Additional requests

Some websites require page interactions to load some information, such as clicking a button, scrolling down or hovering on some element. These interactions usually trigger background requests that are then loaded using JavaScript.

To extract such data, reproduce those requests using HttpClient. Include HttpClient among the inputs of your page object, and use an asynchronous field or method to call one of its methods.

For example, simulating a click on a button that loads product images could look like:

import attrs
from web_poet import HttpClient, HttpError, field
from zyte_common_items import Image, ProductPage


@attrs.define
class MyProductPage(ProductPage]):
    http: HttpClient

    @field
    def productId(self):
        return self.css("::attr(product-id)").get()

    @field
    async def images(self):
        url = f"https://api.example.com/v2/images?id={self.productId}"
        try:
            response = await self.http.get(url)
        except HttpError:
            return []
        else:
            urls = response.css(".product-images img::attr(src)").getall()
            return [Image(url=url) for url in urls]

Warning

HttpClient should only be used to handle the type of scenarios mentioned above. Using HttpClient for crawling logic would defeat the purpose of web-poet.

Making a request

HttpClient provides multiple asynchronous request methods, such as:

http = HtpClient()
response = await http.get(url)
response = await http.post(url, body=b"...")
response = await http.request(url, method="...")
response = await http.execute(HttpRequest(url, method="..."))

Request methods also accept custom headers and body, for example:

http.post(
    url,
    headers={"Content-Type": "application/json;charset=UTF-8"},
    body=json.dumps({"foo": "bar"}).encode("utf-8"),
)

Request methods may either raise an HttpError or return an HttpResponse. See Working with HttpResponse.

Note

HttpClient methods are expected to follow any redirection except when the request method is HEAD. This means that the HttpResponse that you get is already the end of any redirection trail.

Concurrent requests

To send multiple requests concurrently, use HttpClient.batch_execute, which accepts any number of HttpRequest instances as input, and returns HttpResponse instances (and HttpError instances when using return_exceptions=True) in the input order. For example:

import attrs
from web_poet import HttpClient, HttpError, HttpRequest, field
from zyte_common_items import Image, ProductPage, ProductVariant


@attrs.define
class MyProductPage(ProductPage):
    http: HttpClient

    max_variants = 10

    @field
    def productId(self):
        return self.css("::attr(product-id)").get()

    @field
    async def variants(self):
        requests = [
            HttpRequest(f"https://example.com/api/variant/{self.productId}/{index}")
            for index in range(self.max_variants)
        ]
        responses = await self.http.batch_execute(*requests, return_exceptions=True)
        return [
            ProductVariant(color=response.css("::attr(color)").get())
            for response in responses
            if not isinstance(response, HttpError)
        ]

You can alternatively use asyncio together with HttpClient to handle multiple requests.
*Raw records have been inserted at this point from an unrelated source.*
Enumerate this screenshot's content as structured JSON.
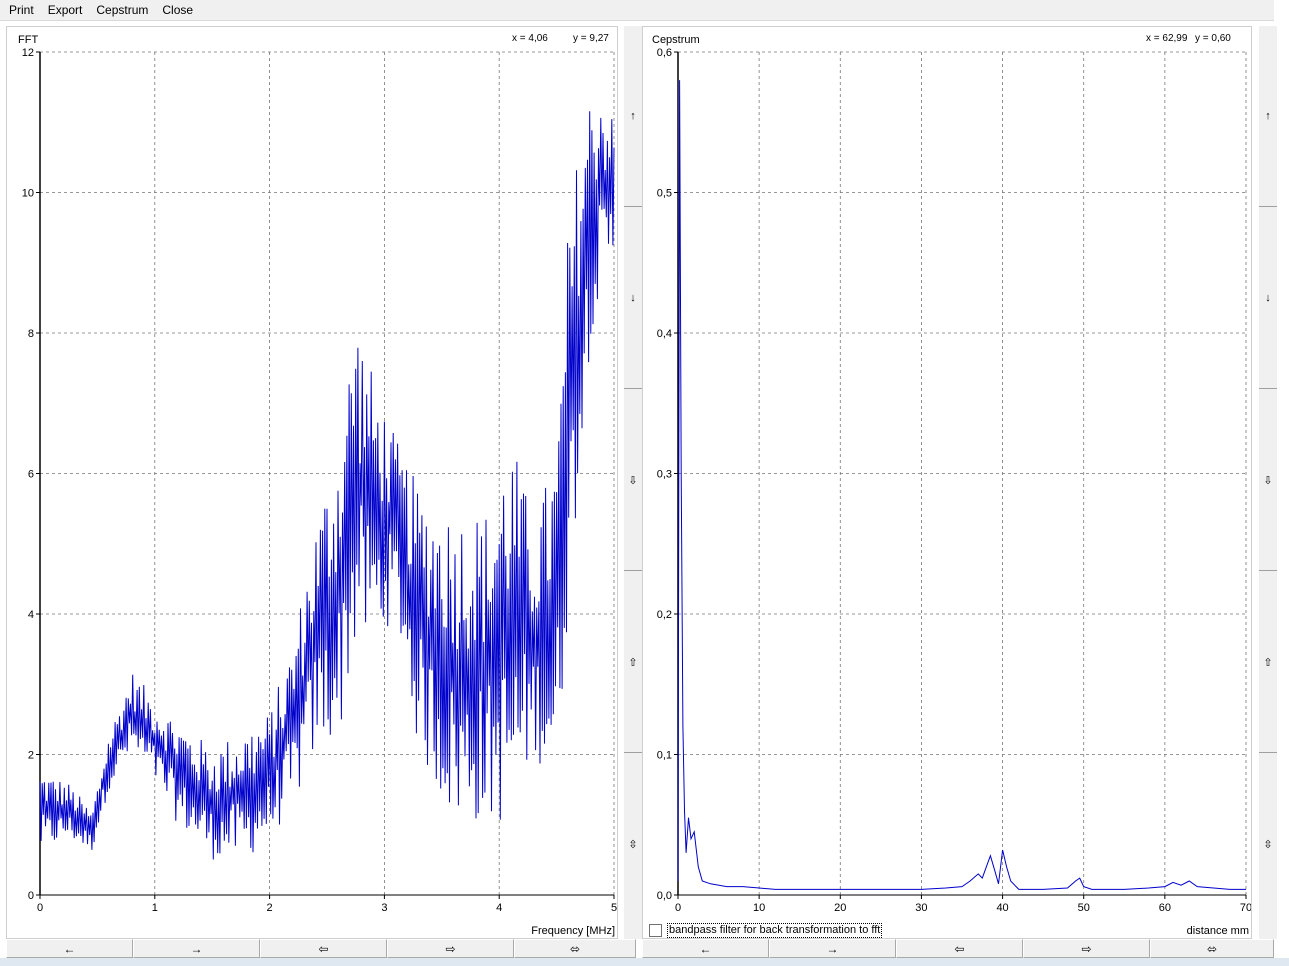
{
  "menu": [
    "Print",
    "Export",
    "Cepstrum",
    "Close"
  ],
  "fft": {
    "title": "FFT",
    "cursor_x": "x = 4,06",
    "cursor_y": "y = 9,27",
    "xlabel": "Frequency [MHz]",
    "xticks": [
      "0",
      "1",
      "2",
      "3",
      "4",
      "5"
    ],
    "yticks": [
      "0",
      "2",
      "4",
      "6",
      "8",
      "10",
      "12"
    ]
  },
  "cepstrum": {
    "title": "Cepstrum",
    "cursor_x": "x = 62,99",
    "cursor_y": "y = 0,60",
    "xlabel": "distance mm",
    "xticks": [
      "0",
      "10",
      "20",
      "30",
      "40",
      "50",
      "60",
      "70"
    ],
    "yticks": [
      "0,0",
      "0,1",
      "0,2",
      "0,3",
      "0,4",
      "0,5",
      "0,6"
    ]
  },
  "bandpass_label": "bandpass filter for back transformation to fft",
  "vstrip_icons": [
    "↑",
    "↓",
    "⇩",
    "⇧",
    "⇳"
  ],
  "hbar_icons": [
    "←",
    "→",
    "⇦",
    "⇨",
    "⬄"
  ],
  "line_color": "#0000cc",
  "chart_data": [
    {
      "type": "line",
      "title": "FFT",
      "xlabel": "Frequency [MHz]",
      "ylabel": "",
      "xlim": [
        0,
        5
      ],
      "ylim": [
        0,
        12
      ],
      "grid": true,
      "envelope": {
        "x": [
          0,
          0.25,
          0.45,
          0.6,
          0.8,
          1.0,
          1.2,
          1.5,
          1.8,
          2.0,
          2.2,
          2.4,
          2.6,
          2.75,
          2.9,
          3.1,
          3.3,
          3.6,
          3.9,
          4.1,
          4.3,
          4.5,
          4.6,
          4.7,
          4.8,
          4.9,
          5.0
        ],
        "low": [
          0.6,
          0.8,
          0.6,
          1.5,
          2.0,
          1.6,
          1.0,
          0.5,
          0.5,
          0.8,
          1.2,
          2.0,
          2.2,
          3.5,
          3.5,
          4.0,
          2.0,
          1.0,
          1.0,
          1.0,
          2.0,
          1.5,
          4.0,
          6.0,
          8.0,
          8.5,
          9.0
        ],
        "high": [
          1.8,
          1.6,
          1.2,
          2.3,
          3.2,
          2.8,
          2.5,
          2.1,
          2.4,
          2.6,
          3.6,
          5.3,
          6.5,
          8.4,
          7.4,
          6.5,
          5.8,
          5.5,
          5.5,
          6.6,
          5.3,
          6.4,
          9.5,
          10.8,
          11.5,
          11.7,
          11.0
        ]
      }
    },
    {
      "type": "line",
      "title": "Cepstrum",
      "xlabel": "distance mm",
      "ylabel": "",
      "xlim": [
        0,
        70
      ],
      "ylim": [
        0,
        0.6
      ],
      "grid": true,
      "x": [
        0,
        0.2,
        0.4,
        0.6,
        0.8,
        1.0,
        1.3,
        1.6,
        2.0,
        2.5,
        3.0,
        4,
        6,
        8,
        10,
        12,
        15,
        18,
        20,
        25,
        30,
        33,
        35,
        36,
        37,
        37.5,
        38,
        38.5,
        39,
        39.5,
        40,
        40.5,
        41,
        42,
        45,
        48,
        49,
        49.5,
        50,
        51,
        55,
        58,
        60,
        61,
        62,
        63,
        64,
        66,
        68,
        70
      ],
      "y": [
        0.01,
        0.58,
        0.3,
        0.12,
        0.06,
        0.03,
        0.055,
        0.04,
        0.045,
        0.02,
        0.01,
        0.008,
        0.006,
        0.006,
        0.005,
        0.004,
        0.004,
        0.004,
        0.004,
        0.004,
        0.004,
        0.005,
        0.006,
        0.01,
        0.015,
        0.012,
        0.02,
        0.028,
        0.018,
        0.008,
        0.032,
        0.02,
        0.01,
        0.004,
        0.004,
        0.005,
        0.01,
        0.012,
        0.006,
        0.004,
        0.004,
        0.005,
        0.006,
        0.009,
        0.007,
        0.01,
        0.006,
        0.005,
        0.004,
        0.004
      ]
    }
  ]
}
For example, you can use asyncio.as_completed() to process the first response from a group of requests as early as possible.

Error handling

HttpClient methods may raise an exception of type HttpError or a subclass.

If the response HTTP status code (response.status) is 400 or higher, HttpResponseError is raised. In case of connection errors, TLS errors and similar, HttpRequestError is raised.

HttpError provides access to the offending request, and HttpResponseError also provides access to the offending response.

Retrying additional requests

Input validation allows retrying all inputs from a page object. To retry only additional requests, you must handle retries on your own.

Your code is responsible for retrying additional requests until good response data is received, or until some maximum number of retries is exceeded.

It is up to you to decide what the maximum number of retries should be for a given additional request, based on your experience with the target website.

It is also up to you to decide how to implement retries of additional requests.

One option would be tenacity. For example, to try an additional request 3 times before giving up:

import attrs
from tenacity import retry, stop_after_attempt
from web_poet import HttpClient, HttpError, field
from zyte_common_items import ProductPage


@attrs.define
class MyProductPage(ProductPage):
    http: HttpClient

    @field
    def productId(self):
        return self.css("::attr(product-id)").get()

    @retry(stop=stop_after_attempt(3))
    async def get_images(self):
        return self.http.get(f"https://api.example.com/v2/images?id={self.productId}")

    @field
    async def images(self):
        try:
            response = await self.get_images()
        except HttpError:
            return []
        else:
            urls = response.css(".product-images img::attr(src)").getall()
            return [Image(url=url) for url in urls]

If the reason your additional request fails is outdated or missing data from page object input, do not try to reproduce the request for that input as an additional request. Request fresh input instead.